In this latest strategy iteration, The New York Times has started to describe their price in weekly terms, though they continue to bill monthly. This takes advantage of two unique aspects of their customers’ psychology:
- They’re pricing in familiar terms for those who have long held newspaper subscriptions–the week as a “unit” of news is deeply resonant for those who remember flipping through their color Sunday paper;
- They’re decreasing the perceived investment by using a smaller unit of time – even their most costly option, at $10 per week, feels significantly less expensive than its analogous $40 per month depiction. This is a form of implicit price anchoring: instead of anchoring against a directly stated price package (which they’ve previously tried), they’re anchoring against one’s assumption of reasonable cost for a news subscription, and leveraging varied pricing terms to create a perceived increased value.
Compare their prices on a weekly and monthly basis – they’re exactly the same, but the monthly pricing feels much less attractive.
| | Sunday | Three Day | Weekday | Daily |
|---------------|--------|-----------|---------|-------|
| Weekly Price | $5 | $7.50 | $7.50 | $10 |
| Monthly Price | $20 | $30 | $30 | $40 |
And, within this framework, they’re continuing to take advantage of price anchoring. The NYT would like you to subscribe to the Weekyday subscription – it increases their print circulation (which, in turn, increases their advertising revenue), and the marginal cost of adding an additional stop to a paper route on 5 days is minimal over 3 days.

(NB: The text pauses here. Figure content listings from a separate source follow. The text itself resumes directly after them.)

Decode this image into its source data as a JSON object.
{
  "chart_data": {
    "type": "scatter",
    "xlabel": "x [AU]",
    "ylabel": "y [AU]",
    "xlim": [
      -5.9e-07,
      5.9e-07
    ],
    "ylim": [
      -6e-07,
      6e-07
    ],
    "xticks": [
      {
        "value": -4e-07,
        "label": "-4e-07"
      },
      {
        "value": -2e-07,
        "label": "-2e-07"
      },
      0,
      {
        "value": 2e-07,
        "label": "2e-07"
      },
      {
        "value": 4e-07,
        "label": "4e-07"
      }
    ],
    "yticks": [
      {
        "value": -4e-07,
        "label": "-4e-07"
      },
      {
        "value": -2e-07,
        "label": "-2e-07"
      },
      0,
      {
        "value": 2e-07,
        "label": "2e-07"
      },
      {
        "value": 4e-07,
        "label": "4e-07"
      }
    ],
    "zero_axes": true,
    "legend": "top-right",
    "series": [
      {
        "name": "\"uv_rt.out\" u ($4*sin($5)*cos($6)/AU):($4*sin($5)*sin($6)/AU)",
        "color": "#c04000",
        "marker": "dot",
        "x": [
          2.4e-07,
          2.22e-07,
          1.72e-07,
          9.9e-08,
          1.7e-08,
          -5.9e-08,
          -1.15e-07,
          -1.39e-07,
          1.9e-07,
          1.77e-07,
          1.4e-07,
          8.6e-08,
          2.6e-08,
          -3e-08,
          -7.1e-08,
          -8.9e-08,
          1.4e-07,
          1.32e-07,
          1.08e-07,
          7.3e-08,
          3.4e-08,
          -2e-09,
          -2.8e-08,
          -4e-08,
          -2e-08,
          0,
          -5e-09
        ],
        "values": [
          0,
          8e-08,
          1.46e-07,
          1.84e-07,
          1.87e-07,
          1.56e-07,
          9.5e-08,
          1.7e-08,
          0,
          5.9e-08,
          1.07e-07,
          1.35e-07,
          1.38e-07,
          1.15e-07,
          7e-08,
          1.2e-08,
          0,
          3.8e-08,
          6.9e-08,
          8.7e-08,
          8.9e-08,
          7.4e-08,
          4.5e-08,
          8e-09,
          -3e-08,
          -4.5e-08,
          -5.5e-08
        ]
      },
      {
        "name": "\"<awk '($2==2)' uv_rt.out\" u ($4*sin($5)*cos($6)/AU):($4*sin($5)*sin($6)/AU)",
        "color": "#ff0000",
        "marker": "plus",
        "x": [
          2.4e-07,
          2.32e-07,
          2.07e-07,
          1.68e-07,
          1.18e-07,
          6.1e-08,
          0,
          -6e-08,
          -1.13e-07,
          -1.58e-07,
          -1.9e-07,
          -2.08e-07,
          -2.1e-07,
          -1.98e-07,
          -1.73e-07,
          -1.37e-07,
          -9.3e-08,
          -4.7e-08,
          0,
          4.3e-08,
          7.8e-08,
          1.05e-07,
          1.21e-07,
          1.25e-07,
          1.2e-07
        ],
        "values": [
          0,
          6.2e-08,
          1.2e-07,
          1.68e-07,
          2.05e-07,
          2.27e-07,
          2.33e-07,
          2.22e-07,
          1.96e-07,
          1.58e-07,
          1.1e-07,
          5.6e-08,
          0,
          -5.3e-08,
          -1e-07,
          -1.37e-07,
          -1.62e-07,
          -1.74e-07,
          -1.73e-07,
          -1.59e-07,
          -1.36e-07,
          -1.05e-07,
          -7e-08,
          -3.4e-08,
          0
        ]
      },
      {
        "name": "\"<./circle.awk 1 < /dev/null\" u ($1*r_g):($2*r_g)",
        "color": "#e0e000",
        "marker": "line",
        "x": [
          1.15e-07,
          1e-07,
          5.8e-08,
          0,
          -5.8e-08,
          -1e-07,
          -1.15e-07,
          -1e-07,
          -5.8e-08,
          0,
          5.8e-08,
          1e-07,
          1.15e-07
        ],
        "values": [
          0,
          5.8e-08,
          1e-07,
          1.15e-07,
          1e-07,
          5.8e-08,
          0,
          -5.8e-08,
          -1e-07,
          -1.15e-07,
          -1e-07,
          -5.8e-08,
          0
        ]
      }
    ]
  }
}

They’ve ensured you see the value of that subscription by:
- Offering multi-day subscriptions at a marginally increased cost compared to a single day (Sunday), so that you immediately see the multi-day subscriptions as a better deal;
- Offered the Weekyday subscription at the same cost as the Three Day, to incline you towards the Weekyday (why would you pay the same for less?);
- Provided a premium option, Daily, to emphasize Weekday as the high-value middle ground.
Put together, they’ve created a hard-to-say-no-to framework of value for any reader exploring a subscription.
Takeaways
- When developing your pricing strategy, consider showing your subscription prices in units of time (weeks or days) that are less than the typical pricing in your industry (likely monthly). This creates a perception of value, even if the prices are identical mathematically. Our initial impressions–our emotions–aren’t good at math. If there’s a natural unit of time in your industry, like the week is for the print news industry, even better.
- Where possible, use explicit price anchoring on top of these price strategies for added effect.